Rumsfeld should resign because the Bush administration is losing the war on the home front. As bad as things are in Baghdad, America won’t be defeated there militarily. But it may be forced into a hasty and chaotic retreat by mounting domestic opposition to its policy. Much of the American public has simply stopped believing the administration’s arguments about Iraq, and Rumsfeld is a symbol of that credibility gap. He is a spent force…
On the surface, I can agree with this assessment. Our soldiers will never be defeated in Iraq. The war is not lost because our soldiers have done a poor job. The war is lost because we do not have the national will to impose the resources, not to mention the level of violence necessary, to turn the different Iraqi factions into quiescent actors subservient to a central government. We can’t get it done. Ignatius wants to soldier on. I think he knows the truth…but it all about the prestige.
If the Iraqis can form a unity government — and that’s certainly a big “if” — they will need America’s help in pulling the country back from civil war.

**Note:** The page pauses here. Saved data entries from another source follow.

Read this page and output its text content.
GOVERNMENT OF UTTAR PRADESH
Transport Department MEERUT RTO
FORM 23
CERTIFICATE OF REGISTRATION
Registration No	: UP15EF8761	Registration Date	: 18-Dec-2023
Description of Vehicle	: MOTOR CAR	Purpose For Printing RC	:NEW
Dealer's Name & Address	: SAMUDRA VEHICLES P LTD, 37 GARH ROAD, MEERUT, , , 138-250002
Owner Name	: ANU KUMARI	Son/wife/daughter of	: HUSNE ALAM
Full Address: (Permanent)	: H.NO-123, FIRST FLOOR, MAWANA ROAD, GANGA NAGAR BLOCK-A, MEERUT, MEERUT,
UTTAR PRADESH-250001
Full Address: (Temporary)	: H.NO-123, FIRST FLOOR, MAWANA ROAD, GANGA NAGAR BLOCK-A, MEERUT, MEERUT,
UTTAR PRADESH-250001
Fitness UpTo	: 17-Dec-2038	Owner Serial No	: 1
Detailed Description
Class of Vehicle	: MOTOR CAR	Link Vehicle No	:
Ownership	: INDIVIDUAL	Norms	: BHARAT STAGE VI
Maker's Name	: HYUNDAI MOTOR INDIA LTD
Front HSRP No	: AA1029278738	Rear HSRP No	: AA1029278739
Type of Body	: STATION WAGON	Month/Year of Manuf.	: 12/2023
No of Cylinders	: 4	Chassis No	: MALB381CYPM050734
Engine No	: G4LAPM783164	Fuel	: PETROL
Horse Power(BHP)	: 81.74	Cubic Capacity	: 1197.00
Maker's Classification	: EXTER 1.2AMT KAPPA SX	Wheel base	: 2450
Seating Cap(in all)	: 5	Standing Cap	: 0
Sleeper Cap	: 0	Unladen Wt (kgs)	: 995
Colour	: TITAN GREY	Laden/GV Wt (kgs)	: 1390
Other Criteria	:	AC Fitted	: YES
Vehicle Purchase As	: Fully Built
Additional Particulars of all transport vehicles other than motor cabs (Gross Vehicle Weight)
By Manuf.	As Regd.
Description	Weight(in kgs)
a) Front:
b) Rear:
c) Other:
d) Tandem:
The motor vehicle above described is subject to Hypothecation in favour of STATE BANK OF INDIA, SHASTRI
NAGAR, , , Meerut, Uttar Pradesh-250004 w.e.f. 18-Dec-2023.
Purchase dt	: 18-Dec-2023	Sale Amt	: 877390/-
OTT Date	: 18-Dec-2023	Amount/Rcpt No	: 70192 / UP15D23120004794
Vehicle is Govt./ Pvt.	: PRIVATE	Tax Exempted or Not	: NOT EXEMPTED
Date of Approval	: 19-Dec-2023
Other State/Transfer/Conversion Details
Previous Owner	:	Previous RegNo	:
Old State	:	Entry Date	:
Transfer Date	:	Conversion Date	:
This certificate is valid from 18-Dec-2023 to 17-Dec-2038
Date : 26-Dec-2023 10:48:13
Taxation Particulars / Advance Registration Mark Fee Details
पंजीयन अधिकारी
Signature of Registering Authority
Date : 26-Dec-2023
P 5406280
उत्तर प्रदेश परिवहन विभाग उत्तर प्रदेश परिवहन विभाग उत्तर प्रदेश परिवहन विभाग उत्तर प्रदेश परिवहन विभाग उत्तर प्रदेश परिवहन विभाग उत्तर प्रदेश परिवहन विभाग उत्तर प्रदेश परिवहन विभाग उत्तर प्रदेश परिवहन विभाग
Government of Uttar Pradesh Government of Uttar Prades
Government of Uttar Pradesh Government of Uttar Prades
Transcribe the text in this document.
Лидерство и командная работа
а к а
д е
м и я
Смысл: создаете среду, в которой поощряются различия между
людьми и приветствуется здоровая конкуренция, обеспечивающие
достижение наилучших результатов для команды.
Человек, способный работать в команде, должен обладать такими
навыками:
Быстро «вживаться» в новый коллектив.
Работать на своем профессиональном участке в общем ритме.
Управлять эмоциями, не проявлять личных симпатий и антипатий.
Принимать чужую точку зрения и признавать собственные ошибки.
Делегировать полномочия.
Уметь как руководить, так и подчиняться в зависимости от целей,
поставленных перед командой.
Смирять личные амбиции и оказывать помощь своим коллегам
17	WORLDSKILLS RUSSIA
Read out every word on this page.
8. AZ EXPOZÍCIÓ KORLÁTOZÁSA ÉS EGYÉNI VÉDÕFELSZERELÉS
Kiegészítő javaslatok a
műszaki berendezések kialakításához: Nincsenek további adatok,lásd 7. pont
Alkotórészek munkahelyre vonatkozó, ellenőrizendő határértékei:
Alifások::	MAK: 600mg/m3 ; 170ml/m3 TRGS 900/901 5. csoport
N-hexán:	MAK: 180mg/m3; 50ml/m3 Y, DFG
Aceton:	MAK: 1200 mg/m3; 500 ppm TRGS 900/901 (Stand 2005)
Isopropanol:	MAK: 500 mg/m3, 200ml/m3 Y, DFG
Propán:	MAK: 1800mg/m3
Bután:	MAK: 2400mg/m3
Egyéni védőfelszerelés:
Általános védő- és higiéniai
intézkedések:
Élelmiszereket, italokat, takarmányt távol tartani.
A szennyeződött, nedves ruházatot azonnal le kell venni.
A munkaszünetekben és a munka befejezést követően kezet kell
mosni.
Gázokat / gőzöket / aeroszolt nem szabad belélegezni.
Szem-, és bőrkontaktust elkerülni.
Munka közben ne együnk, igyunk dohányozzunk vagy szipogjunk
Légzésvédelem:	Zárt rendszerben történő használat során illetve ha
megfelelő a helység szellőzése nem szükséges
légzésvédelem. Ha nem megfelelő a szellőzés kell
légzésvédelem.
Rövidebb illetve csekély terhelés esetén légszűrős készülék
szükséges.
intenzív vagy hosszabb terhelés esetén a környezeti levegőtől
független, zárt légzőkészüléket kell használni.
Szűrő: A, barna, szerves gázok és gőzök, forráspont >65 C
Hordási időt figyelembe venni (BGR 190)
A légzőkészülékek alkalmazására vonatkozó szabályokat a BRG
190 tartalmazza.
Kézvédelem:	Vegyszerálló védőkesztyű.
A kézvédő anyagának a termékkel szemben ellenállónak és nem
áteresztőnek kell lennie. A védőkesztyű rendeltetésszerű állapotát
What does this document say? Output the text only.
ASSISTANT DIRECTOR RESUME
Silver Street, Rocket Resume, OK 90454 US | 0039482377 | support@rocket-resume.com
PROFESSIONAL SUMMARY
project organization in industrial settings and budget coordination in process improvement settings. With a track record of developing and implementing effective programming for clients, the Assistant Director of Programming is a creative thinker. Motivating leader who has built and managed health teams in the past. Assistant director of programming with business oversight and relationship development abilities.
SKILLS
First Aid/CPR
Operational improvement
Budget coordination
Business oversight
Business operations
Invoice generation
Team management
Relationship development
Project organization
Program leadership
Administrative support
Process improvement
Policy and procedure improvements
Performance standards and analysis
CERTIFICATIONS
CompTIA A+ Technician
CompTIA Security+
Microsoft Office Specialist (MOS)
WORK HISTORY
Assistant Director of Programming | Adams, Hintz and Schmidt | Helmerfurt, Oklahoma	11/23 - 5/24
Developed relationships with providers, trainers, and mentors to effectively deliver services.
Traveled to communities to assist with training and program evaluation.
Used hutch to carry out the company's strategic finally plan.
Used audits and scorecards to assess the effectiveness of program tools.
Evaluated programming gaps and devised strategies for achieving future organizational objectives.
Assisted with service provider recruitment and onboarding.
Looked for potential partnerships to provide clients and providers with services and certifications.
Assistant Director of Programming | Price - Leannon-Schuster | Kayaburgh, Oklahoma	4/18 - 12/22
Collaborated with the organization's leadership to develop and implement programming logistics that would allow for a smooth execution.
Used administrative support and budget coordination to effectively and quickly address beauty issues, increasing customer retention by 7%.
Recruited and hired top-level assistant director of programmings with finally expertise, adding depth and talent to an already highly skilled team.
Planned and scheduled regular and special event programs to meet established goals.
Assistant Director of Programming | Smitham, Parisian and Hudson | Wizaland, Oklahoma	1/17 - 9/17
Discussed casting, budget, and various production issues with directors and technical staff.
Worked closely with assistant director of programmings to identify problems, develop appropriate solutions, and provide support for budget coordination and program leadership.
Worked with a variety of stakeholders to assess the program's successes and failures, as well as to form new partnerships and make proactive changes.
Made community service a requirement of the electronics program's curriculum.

America now has a better military strategy for Iraq, one that puts more responsibility on Iraqi forces and emphasizes counterinsurgency tactics. And it has a political strategy that is at last reaching out to all the different Iraqi communities — Sunni, Shiite and Kurd — rather than to a handful of former exile leaders. This political-military strategy may fail, but it’s too soon to make that call. To buy some time, the administration needs a new political base. If it continues with the same team, it will get the same result.
He’s says it is too soon to make the call over whether our strategy may fail. But, the strategy has clearly failed. It’s over. Replacing Rumsfeld is a good idea…but not because his replacement will buy the Pentagon more time in Iraq. The war is lost. And the blame lies in the people that brought you mushroom clouds, and mobile bio labs, and links to al-qaeda, and Abu Ghraib. They lied us into war, and they made life worse for the people they liberated. Why would America support that?